As the media like to remind us, more and more people don’t plan for life’s little surprises when managing their finances. This observation notwithstanding, many people still fail to set up an emergency fund.
This fundamental exercise should be a part of every household budget to help face unpleasant surprises. By the way, if you need a hand, some apps can help you manage your budget.
Health problems, job loss, home repairs or car troubles can all strike at any moment, even if you’d rather not think about them
How much should you save in your emergency fund ?
An emergency fund should allow you to cover your financial obligations and recurring expenses for two months.

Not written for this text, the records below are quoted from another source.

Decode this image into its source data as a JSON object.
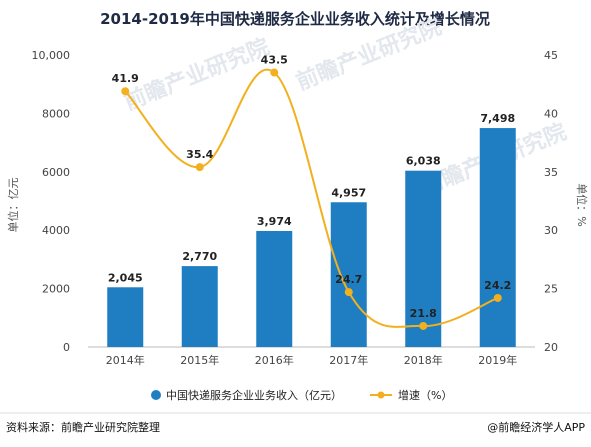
{
  "chart_data": {
    "type": "bar+line",
    "title": "2014-2019年中国快递服务企业业务收入统计及增长情况",
    "categories": [
      "2014年",
      "2015年",
      "2016年",
      "2017年",
      "2018年",
      "2019年"
    ],
    "series": [
      {
        "name": "中国快递服务企业业务收入（亿元）",
        "type": "bar",
        "axis": "left",
        "values": [
          2045,
          2770,
          3974,
          4957,
          6038,
          7498
        ],
        "labels": [
          "2,045",
          "2,770",
          "3,974",
          "4,957",
          "6,038",
          "7,498"
        ],
        "color": "#1f7ec1"
      },
      {
        "name": "增速（%）",
        "type": "line",
        "axis": "right",
        "values": [
          41.9,
          35.4,
          43.5,
          24.7,
          21.8,
          24.2
        ],
        "labels": [
          "41.9",
          "35.4",
          "43.5",
          "24.7",
          "21.8",
          "24.2"
        ],
        "color": "#f2b01e"
      }
    ],
    "y_left": {
      "label": "单位：亿元",
      "range": [
        0,
        10000
      ],
      "ticks": [
        0,
        2000,
        4000,
        6000,
        8000,
        10000
      ],
      "tick_labels": [
        "0",
        "2000",
        "4000",
        "6000",
        "8000",
        "10,000"
      ]
    },
    "y_right": {
      "label": "单位：%",
      "range": [
        20,
        45
      ],
      "ticks": [
        20,
        25,
        30,
        35,
        40,
        45
      ],
      "tick_labels": [
        "20",
        "25",
        "30",
        "35",
        "40",
        "45"
      ]
    },
    "legend_placement": "bottom"
  },
  "footer": {
    "source": "资料来源：前瞻产业研究院整理",
    "brand": "@前瞻经济学人APP"
  },
  "watermark": "前瞻产业研究院"
}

However, you should really aim for the equivalent of 3 months of net income.
The 3-month period is even more relevant when you consider disability cases. Indeed, in case of disability, it usually takes 90 days for you to receive the first payments from your insurance company.
It’s recommended you set aside at least 10% of your net income with every paycheck. This way, you’ll only need a little over two and a half years to put away a comfortable emergency fund. If your income increases, your savings should as well, up to 15-20%.

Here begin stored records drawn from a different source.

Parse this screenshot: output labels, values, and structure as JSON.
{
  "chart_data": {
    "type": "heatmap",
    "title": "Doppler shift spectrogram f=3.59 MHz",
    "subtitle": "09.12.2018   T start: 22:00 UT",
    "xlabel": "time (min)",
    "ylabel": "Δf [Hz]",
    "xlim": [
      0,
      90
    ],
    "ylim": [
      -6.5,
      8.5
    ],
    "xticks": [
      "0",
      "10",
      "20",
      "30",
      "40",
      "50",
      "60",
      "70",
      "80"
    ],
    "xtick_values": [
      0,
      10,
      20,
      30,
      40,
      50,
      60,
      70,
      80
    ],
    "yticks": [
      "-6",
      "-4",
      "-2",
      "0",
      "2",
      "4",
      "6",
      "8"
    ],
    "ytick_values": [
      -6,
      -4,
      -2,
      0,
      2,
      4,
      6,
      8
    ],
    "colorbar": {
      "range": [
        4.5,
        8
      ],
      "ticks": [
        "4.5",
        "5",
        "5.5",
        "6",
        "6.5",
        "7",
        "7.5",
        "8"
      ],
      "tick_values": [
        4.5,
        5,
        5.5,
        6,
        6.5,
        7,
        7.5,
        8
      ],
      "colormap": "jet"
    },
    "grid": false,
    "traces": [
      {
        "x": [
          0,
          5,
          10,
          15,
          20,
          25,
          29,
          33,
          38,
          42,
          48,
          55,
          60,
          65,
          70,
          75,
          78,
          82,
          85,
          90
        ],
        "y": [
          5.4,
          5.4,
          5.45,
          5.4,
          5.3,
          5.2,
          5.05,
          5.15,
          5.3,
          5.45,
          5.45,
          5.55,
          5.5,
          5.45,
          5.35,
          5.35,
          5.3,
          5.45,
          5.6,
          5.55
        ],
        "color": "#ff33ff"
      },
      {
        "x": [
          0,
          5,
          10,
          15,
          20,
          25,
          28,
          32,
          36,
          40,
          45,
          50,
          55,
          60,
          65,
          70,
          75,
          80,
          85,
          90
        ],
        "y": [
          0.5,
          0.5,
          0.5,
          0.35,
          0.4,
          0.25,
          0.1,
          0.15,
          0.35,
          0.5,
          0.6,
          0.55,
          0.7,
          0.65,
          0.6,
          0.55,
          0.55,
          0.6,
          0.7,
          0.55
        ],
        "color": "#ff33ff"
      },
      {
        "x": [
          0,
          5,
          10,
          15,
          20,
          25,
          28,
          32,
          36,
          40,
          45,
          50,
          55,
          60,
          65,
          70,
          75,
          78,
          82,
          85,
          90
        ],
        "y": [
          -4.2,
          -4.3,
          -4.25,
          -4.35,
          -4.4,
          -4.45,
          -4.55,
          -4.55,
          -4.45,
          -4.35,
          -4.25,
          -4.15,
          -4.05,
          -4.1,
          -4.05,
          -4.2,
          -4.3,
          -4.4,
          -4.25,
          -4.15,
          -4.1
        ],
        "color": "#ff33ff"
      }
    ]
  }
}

Once your emergency fund is set up, your saving habit can go towards more long-term investments. There’s no need to set up a six-month emergency fund. To learn more, read our article “The Three-drawer Strategy for maximizing your budget“
Where should you put it ?
The two most commonly used options for emergency funds are TFSAs and high interest savings accounts. The advantage with the TFSA is that the yield is tax-free. The important thing is to choose a secure placement that will allow you to make withdrawals hassle free if unforeseen circumstances arise.

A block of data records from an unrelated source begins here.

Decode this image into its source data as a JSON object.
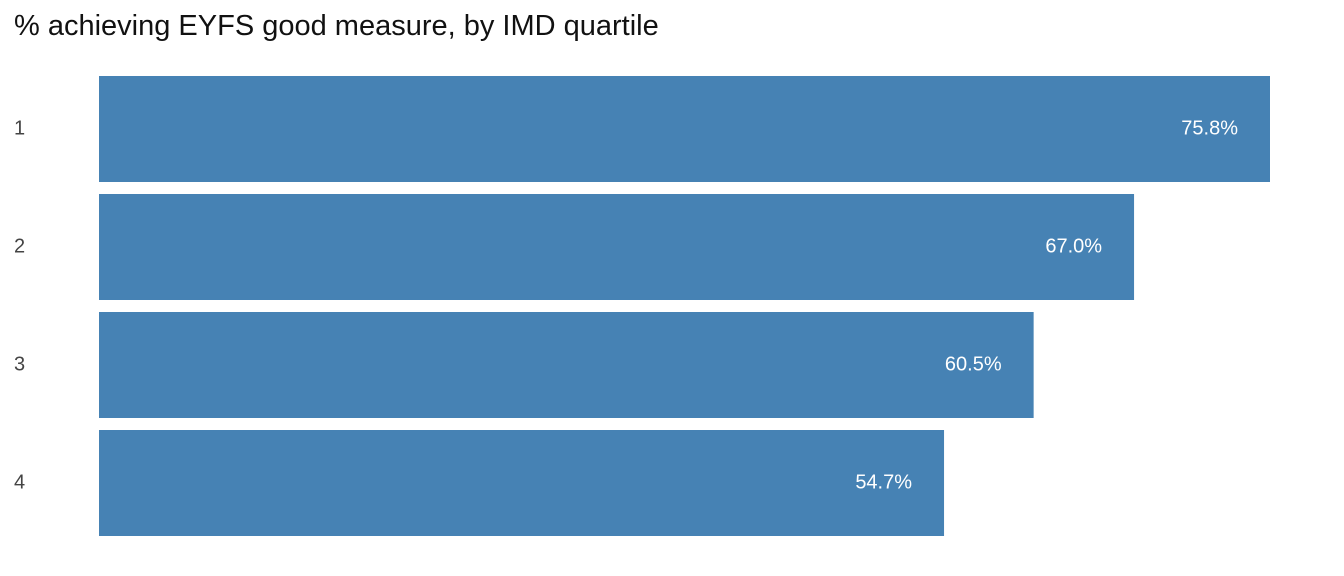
{
  "chart_data": {
    "type": "bar",
    "orientation": "horizontal",
    "title": "% achieving EYFS good measure, by IMD quartile",
    "xlabel": "",
    "ylabel": "",
    "categories": [
      "1",
      "2",
      "3",
      "4"
    ],
    "values": [
      75.8,
      67.0,
      60.5,
      54.7
    ],
    "value_labels": [
      "75.8%",
      "67.0%",
      "60.5%",
      "54.7%"
    ],
    "xlim": [
      0,
      75.8
    ],
    "grid": false,
    "legend": "none",
    "bar_color": "#4682B4",
    "value_label_color": "#FFFFFF"
  }
}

If you’re racking up high interest credit card debt on the one hand, it’s no use saving money at a lower interest rate on the other. Read our article for ways to get out of debt.
Life insurance
Life insurance could be another option worth considering. To find out more, read our article « Life insurance : do you need it ? » .
Key takeaways
- You should really aim for the equivalent of 3 months of net income.
- It’s recommended you set aside at least 10% of your net income.
- The two most commonly used options for emergency funds are TFSAs and high-interest savings accounts.